Beinart is a member in good standing of the professional left. He can say anything he wishes, and his loyal readers of the Daily beast will simply nod and applaud.
To become a member of the professional left is simple, all you have to do is obey the commands of Bill Ayers, Bernadine Dohrn, Code Pink’s Jodie Evans and the expanding Soros cartel. You have to proclaim that you love America and democracy while you try to undermine capitalism and states rights. You must support gay marriage, abortions and pot clinics and oppose a manger in the park at Christmas. You must belittle conservative minorities and demonize any news reporting that questions the great leader. Above all, you must oppose America’s allies by bedding down with Chavez and Hamas.
Beinart is the perfect manifestation of the professional left. “We hold these truths to be self- evident.”
Beinart suffers from a revulsion that Israel’s demographics have changed wherein the Russian immigrants, the ultra-Orthodox, and the Jews expelled from Muslim countries and their descendants now dominate the electorate. My observation is that Likud is now the center, which seems to be some form of heresy.
This shatters his, and others, vision of a secular Zionist Israel that everyone will automatically love. Some of Beinart’s writings imply his desire to cleanse Israel of at least 40% of her population in order to return to that secular Zionist vision.

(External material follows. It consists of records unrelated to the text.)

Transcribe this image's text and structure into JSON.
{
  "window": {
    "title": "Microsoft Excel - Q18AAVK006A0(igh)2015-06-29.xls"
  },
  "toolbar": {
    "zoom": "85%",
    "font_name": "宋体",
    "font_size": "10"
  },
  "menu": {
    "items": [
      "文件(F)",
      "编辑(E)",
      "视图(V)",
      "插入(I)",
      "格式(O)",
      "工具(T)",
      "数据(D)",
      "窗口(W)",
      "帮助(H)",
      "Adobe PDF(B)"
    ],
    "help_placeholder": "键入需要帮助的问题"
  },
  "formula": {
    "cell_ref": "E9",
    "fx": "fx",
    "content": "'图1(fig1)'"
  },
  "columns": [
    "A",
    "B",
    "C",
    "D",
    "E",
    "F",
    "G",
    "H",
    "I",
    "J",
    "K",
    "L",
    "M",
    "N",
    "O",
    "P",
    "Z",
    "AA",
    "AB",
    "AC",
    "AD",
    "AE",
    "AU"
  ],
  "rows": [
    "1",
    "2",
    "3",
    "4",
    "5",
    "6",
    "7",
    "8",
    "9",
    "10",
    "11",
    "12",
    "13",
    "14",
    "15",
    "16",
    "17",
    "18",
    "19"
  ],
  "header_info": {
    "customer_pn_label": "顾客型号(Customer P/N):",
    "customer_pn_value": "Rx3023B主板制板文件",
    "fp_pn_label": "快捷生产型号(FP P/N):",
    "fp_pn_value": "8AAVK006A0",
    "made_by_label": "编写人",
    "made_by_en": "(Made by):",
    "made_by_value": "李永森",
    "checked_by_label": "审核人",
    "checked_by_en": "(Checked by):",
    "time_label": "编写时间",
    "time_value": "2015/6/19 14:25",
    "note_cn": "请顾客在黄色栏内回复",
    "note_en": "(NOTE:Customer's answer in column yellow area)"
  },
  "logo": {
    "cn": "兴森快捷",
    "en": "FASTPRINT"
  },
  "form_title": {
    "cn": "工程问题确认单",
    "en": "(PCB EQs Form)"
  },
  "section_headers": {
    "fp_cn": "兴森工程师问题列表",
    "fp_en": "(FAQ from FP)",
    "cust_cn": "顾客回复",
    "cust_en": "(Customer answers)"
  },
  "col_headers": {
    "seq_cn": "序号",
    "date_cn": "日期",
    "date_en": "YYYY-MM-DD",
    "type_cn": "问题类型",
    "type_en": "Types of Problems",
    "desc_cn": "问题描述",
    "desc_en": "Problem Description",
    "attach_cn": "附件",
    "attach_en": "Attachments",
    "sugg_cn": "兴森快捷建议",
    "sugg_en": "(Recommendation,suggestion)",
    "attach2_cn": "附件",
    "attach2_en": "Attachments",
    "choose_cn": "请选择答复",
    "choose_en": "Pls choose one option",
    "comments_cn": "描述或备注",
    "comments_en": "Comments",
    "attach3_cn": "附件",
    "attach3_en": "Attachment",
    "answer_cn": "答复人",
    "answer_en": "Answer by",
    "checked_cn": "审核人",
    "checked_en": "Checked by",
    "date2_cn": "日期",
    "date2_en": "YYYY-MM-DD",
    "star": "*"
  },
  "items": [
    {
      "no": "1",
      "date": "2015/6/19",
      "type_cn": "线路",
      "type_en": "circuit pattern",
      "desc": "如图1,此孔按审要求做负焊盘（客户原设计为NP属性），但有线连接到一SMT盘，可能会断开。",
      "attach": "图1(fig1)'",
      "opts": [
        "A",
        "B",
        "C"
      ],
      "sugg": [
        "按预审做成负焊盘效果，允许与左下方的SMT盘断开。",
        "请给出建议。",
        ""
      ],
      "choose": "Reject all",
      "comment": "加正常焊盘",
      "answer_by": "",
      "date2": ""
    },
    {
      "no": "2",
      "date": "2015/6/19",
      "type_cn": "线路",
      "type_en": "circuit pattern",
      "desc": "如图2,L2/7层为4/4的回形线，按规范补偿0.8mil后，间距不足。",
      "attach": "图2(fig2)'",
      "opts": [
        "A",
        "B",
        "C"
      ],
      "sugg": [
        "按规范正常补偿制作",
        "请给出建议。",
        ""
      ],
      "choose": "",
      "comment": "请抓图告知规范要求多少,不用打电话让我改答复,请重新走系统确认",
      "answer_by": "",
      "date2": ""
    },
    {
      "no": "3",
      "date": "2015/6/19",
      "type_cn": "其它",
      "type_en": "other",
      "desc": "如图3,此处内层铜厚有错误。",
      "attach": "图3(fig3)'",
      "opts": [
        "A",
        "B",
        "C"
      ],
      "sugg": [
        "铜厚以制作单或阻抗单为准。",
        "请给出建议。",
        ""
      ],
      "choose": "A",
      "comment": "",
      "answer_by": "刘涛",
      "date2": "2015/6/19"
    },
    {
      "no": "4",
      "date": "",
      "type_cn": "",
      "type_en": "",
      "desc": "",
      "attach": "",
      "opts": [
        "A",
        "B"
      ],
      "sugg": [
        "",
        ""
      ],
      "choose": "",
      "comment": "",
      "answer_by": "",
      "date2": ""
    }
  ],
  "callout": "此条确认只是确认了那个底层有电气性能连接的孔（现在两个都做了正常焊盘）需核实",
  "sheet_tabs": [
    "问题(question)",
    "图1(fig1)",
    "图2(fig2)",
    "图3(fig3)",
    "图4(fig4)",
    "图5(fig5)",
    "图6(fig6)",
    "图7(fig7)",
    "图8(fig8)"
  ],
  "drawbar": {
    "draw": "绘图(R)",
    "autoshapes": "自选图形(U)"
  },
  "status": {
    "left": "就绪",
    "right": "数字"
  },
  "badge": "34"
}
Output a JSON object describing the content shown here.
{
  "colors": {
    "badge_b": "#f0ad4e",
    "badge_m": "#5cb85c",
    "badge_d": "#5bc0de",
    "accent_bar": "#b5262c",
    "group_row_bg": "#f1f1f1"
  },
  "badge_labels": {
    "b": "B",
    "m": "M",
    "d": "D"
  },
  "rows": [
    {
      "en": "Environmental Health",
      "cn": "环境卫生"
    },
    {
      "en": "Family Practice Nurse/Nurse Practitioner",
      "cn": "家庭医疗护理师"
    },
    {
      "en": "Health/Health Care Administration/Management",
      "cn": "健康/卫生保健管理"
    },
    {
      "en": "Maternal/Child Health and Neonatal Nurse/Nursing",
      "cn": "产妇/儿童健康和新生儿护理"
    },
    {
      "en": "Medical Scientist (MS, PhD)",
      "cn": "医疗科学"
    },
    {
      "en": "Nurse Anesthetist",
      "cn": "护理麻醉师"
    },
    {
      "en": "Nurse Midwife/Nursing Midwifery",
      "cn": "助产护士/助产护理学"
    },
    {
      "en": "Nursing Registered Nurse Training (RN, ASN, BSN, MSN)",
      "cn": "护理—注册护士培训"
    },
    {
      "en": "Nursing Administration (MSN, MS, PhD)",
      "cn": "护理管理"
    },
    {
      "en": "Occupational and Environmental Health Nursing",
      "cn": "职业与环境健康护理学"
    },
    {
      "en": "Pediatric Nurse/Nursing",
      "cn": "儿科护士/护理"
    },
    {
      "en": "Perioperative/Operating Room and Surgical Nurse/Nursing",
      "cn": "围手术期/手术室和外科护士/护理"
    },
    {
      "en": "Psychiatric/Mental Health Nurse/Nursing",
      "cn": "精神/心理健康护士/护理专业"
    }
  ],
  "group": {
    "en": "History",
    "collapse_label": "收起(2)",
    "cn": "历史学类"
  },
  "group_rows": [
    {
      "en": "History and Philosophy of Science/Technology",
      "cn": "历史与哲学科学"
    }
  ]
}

His blindness to Hamas, and other Islamists, can only be explained by a fever of magical thinking.
Thank you Benjamin Kerstein for this antidote to what infects too many American liberals, who are so very illiberal when it comes to Israel.
What’s the point of people like Peter Beinart? I mean, he’s neither a serious thinker, nor is he an artist of some sort, nor a politician. If he’s not a professional propagandist, then what is he?